Robespierre s'aidait fort en cela de sa pâle et triste mine, qui plaidait pour lui d'avance près des cœurs sensibles. Avec ses lambeaux du l'Émile ou du Contrat social, il avait l'air à la tribune d'un triste bâtard de Rousseau. Ses yeux clignotants, mobiles, parcouraient sans cesse toute l'étendue de la salle, plongeaient aux coins mal éclairés, fréquemment se relevaient vers les tribunes des femmes. À cet effet, il manœuvrait, avec sérieux, dextérité, deux paires de lunettes, l'une pour voir de près ou lire, l'autre pour distinguer au loin, comme pour chercher quelque personne. Chacune se disait: «C'est moi.»
La vive partialité des femmes éclata particulièrement lorsque, vers la fin de 92, dans sa lutte contre la Gironde, il déclara aux Jacobins que, si les intrigants disparaissaient, lui-même quitterait la vie publique, fuirait la tribune, ne désirant rien que «de passer ses jours dans les délices d'une sainte et douce intimité.» De nombreuses voix de femmes partirent des tribunes: «Nous vous suivrons! nous vous suivrons!»
Dans cet engouement, il y avait, en écartant les ridicules de la personne et du temps, une chose fort respectable.
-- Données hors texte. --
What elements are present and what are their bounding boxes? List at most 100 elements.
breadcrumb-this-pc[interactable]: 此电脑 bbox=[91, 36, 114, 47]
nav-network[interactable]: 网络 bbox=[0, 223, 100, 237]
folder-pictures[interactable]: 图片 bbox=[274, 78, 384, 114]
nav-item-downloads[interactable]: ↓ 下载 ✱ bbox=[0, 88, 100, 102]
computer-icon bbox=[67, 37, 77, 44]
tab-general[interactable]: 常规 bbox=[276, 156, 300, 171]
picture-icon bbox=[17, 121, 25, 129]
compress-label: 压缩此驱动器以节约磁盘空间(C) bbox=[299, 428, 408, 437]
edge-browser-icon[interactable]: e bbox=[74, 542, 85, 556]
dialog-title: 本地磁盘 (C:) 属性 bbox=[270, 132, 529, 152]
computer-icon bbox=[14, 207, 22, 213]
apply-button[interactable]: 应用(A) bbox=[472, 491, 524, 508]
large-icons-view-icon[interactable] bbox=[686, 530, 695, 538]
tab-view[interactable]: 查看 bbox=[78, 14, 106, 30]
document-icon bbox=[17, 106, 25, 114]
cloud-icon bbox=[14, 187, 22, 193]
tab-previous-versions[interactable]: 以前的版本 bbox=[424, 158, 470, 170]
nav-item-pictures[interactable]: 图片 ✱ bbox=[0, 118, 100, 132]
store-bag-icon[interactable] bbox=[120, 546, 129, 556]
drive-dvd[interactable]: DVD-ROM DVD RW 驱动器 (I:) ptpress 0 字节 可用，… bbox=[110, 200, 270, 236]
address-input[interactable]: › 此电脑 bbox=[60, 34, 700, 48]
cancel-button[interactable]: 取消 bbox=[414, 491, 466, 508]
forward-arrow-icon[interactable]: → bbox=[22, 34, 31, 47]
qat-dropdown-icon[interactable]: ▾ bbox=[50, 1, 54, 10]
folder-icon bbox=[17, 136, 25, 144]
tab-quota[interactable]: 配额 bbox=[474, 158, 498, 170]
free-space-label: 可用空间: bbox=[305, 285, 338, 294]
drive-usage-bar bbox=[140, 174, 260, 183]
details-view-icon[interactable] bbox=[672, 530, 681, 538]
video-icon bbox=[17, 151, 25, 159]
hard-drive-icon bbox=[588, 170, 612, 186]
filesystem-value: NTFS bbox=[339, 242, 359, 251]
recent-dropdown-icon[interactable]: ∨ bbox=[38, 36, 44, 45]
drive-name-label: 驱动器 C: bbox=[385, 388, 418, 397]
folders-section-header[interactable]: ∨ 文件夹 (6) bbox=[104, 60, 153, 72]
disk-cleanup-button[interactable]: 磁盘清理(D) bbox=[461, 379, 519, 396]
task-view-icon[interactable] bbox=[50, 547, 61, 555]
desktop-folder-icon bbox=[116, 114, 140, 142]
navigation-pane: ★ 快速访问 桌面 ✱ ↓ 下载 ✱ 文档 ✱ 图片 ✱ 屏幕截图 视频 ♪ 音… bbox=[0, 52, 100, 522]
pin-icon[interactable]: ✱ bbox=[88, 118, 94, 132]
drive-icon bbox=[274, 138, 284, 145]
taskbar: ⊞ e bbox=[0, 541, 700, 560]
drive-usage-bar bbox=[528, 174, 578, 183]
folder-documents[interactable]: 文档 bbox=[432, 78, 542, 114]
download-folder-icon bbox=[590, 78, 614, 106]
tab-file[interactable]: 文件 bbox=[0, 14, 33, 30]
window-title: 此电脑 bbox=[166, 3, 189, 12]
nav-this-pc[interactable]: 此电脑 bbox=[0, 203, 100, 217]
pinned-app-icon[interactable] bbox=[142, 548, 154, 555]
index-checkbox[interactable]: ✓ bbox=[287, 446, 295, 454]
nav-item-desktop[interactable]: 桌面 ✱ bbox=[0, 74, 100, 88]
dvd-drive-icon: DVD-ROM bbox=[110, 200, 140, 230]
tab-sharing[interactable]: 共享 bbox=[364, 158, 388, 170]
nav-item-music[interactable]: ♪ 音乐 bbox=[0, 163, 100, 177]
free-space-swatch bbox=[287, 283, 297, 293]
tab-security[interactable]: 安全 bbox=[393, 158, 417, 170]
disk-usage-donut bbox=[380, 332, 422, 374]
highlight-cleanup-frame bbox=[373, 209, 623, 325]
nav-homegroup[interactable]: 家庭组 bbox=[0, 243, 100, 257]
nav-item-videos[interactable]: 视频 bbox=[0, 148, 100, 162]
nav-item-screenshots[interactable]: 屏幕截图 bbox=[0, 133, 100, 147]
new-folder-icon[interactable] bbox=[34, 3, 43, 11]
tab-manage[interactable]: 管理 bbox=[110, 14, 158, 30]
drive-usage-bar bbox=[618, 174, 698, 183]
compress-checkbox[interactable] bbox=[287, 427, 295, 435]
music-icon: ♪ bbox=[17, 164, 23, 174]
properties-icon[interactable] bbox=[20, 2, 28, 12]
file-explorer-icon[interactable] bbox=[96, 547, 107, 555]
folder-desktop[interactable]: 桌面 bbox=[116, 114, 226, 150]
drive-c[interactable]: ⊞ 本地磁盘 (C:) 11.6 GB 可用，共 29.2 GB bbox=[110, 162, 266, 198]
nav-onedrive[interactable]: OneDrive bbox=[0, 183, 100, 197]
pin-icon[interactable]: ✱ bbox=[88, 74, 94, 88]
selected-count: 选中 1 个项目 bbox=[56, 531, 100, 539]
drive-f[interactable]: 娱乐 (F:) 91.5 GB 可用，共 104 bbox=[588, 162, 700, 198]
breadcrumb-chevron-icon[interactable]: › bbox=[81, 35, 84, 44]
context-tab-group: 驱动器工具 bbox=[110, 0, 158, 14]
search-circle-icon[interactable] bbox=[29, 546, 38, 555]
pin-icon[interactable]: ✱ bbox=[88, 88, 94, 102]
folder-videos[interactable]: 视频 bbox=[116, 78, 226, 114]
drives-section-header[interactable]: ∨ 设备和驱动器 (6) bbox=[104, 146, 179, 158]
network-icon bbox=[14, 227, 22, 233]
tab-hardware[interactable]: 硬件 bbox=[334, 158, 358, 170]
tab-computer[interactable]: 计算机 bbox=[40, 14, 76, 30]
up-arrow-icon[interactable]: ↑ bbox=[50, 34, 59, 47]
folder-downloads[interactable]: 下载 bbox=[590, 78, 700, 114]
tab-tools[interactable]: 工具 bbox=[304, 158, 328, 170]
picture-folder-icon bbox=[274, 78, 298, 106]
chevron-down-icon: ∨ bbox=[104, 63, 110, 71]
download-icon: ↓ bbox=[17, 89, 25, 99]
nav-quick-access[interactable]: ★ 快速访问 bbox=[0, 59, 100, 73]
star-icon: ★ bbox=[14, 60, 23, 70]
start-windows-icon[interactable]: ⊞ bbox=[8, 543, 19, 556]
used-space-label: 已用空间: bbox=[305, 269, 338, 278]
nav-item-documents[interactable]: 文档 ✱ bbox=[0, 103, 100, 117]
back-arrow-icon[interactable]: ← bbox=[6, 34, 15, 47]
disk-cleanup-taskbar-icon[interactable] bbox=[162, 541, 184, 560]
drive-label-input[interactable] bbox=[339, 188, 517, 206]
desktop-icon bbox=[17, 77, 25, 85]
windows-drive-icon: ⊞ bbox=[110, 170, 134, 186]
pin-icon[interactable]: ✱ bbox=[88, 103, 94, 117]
Elles suivaient de cœur celui dont les mœurs étaient les plus dignes, la probité la mieux constatée, l'idéalité la plus haute, celui qui, avec autant d'habileté que de courage, se constituant à cette époque le défenseur des idées religieuses, osa, en décembre 92, remercier la Providence du salut de la Patrie.
XXV
ROBESPIERRE CHEZ MADAME DUPLAY (91-95).
Un petit portrait, médiocre et fade, de Robespierre à dix-sept ans, le représente une rose à la main, peut-être pour indiquer qu'il était déjà membre de l'académie des Rosati d'Arras. Il tient cette rose sur son cœur. On lit au bas cette douce légende: Tout pour mon amie. (Collection Saint-Albin.)
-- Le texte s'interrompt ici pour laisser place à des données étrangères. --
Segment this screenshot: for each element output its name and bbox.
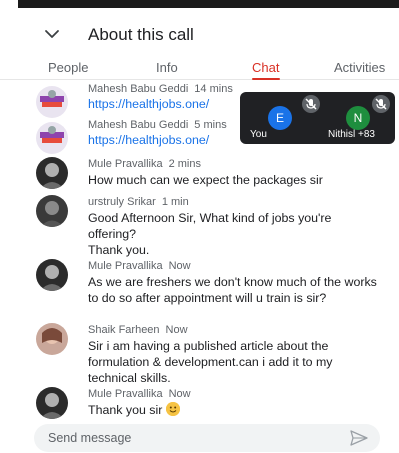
message-time: 1 min — [161, 196, 189, 208]
message-text: Thank you sir — [88, 403, 163, 417]
top-status-strip — [18, 0, 399, 8]
message-meta: Mule Pravallika Now — [88, 388, 191, 400]
tab-chat[interactable]: Chat — [252, 60, 279, 75]
message-text-row: Thank you sir — [88, 402, 378, 418]
send-message-input[interactable] — [48, 430, 328, 446]
chat-message: Mule Pravallika Now Thank you sir — [0, 386, 399, 420]
sender-name: Mule Pravallika — [88, 388, 163, 400]
avatar — [36, 259, 68, 291]
message-text: How much can we expect the packages sir — [88, 173, 323, 187]
tab-people[interactable]: People — [48, 60, 88, 75]
tab-info[interactable]: Info — [156, 60, 178, 75]
avatar — [36, 195, 68, 227]
avatar — [36, 323, 68, 355]
smiling-face-emoji-icon — [165, 402, 180, 416]
message-text: Sir i am having a published article abou… — [88, 339, 333, 385]
message-time: 5 mins — [194, 119, 227, 131]
sender-name: Mahesh Babu Geddi — [88, 83, 189, 95]
message-meta: urstruly Srikar 1 min — [88, 196, 189, 208]
chat-message: Mule Pravallika 2 mins How much can we ex… — [0, 156, 399, 190]
avatar — [36, 122, 68, 154]
tab-activities[interactable]: Activities — [334, 60, 385, 75]
message-time: Now — [168, 260, 191, 272]
sender-name: Mule Pravallika — [88, 260, 163, 272]
participant-avatar-you: E — [268, 106, 292, 130]
avatar — [36, 157, 68, 189]
message-meta: Mule Pravallika Now — [88, 260, 191, 272]
chat-message: urstruly Srikar 1 min Good Afternoon Sir,… — [0, 194, 399, 257]
message-meta: Shaik Farheen Now — [88, 324, 188, 336]
sender-name: Mahesh Babu Geddi — [88, 119, 189, 131]
message-meta: Mahesh Babu Geddi 14 mins — [88, 83, 233, 95]
call-details-header: About this call — [0, 18, 399, 52]
message-meta: Mahesh Babu Geddi 5 mins — [88, 119, 227, 131]
sender-name: Mule Pravallika — [88, 158, 163, 170]
avatar — [36, 387, 68, 419]
sender-name: Shaik Farheen — [88, 324, 160, 336]
active-tab-indicator — [252, 78, 280, 80]
chevron-down-icon[interactable] — [44, 26, 60, 42]
sender-name: urstruly Srikar — [88, 196, 156, 208]
chat-message: Shaik Farheen Now Sir i am having a publi… — [0, 322, 399, 385]
video-preview-overlay[interactable]: E N You Nithisl +83 — [240, 92, 395, 144]
message-time: 14 mins — [194, 83, 233, 95]
message-meta: Mule Pravallika 2 mins — [88, 158, 201, 170]
message-composer — [34, 424, 380, 452]
message-text: Good Afternoon Sir, What kind of jobs yo… — [88, 211, 332, 257]
message-time: 2 mins — [168, 158, 201, 170]
message-text: As we are freshers we don't know much of… — [88, 275, 377, 305]
send-icon[interactable] — [350, 430, 368, 446]
mic-off-icon — [302, 95, 320, 113]
participant-label-you: You — [250, 129, 267, 140]
page-title: About this call — [88, 25, 194, 44]
tab-bar: People Info Chat Activities — [0, 52, 399, 80]
participant-label-other: Nithisl +83 — [328, 129, 375, 140]
avatar — [36, 86, 68, 118]
message-time: Now — [165, 324, 188, 336]
participant-avatar-other: N — [346, 106, 370, 130]
message-time: Now — [168, 388, 191, 400]
chat-message: Mule Pravallika Now As we are freshers we… — [0, 258, 399, 318]
mic-off-icon — [372, 95, 390, 113]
Le jeune homme d'Arras, transplanté à Paris, resta-t-il invariablement fidèle à cette pureté sentimentale? Nous l'ignorons. À la Constituante, peut-être, l'intime amitié des Lameth et autres jeunes nobles de la gauche, l'en fit quelque peu dévier. Peut-être, dans les premiers mois de cette Assemblée, croyant avoir besoin d'eux, voulant resserrer ce lien par un entraînement calculé, ne fut-il pas étranger à la corruption du temps[17]. S'il en fut ainsi, il aura cru suivre encore en cela son maître Rousseau, le Rousseau des Confessions. Mais de bonne heure il se releva, et personne n'ordonna plus heureusement sa vie dans l'épuration progressive. L'Émile, le Vicaire Savoyard, le Contrat Social, l'affranchirent et l'ennoblirent: il devint vraiment Robespierre. Comme mœurs, il n'est point descendu.
Nous l'avons vu, le soir du massacre du Champ de Mars (17 juillet 91), prendre asile chez un menuisier; un heureux hasard le voulut ainsi; mais, s'il y revint, s'y fixa, ce ne fut en rien un hasard.
Au retour de son triomphe d'Arras, après la Constituante, en octobre 91, il s'était logé avec sa sœur dans un appartement de la rue Saint-Florentin, noble rue, aristocratique, dont les nobles habitants avaient émigré. Charlotte de Robespierre, d'un caractère roide et dur, avait, dès sa première jeunesse, les aigreurs d'une vieille fille; son attitude et ses goûts étaient ceux de l'aristocratie de province; elle eût fort aisément tourné à la grande dame. Robespierre, plus fin et plus féminin, n'en avait pas moins aussi, dans la roideur de son maintien, sa tenue sèche, mais soignée, un certain air d'aristocratie parlementaire. Sa parole était toujours noble, dans la familiarité même, ses prédilections littéraires pour les écrivains nobles ou tendus, pour Racine ou pour Rousseau.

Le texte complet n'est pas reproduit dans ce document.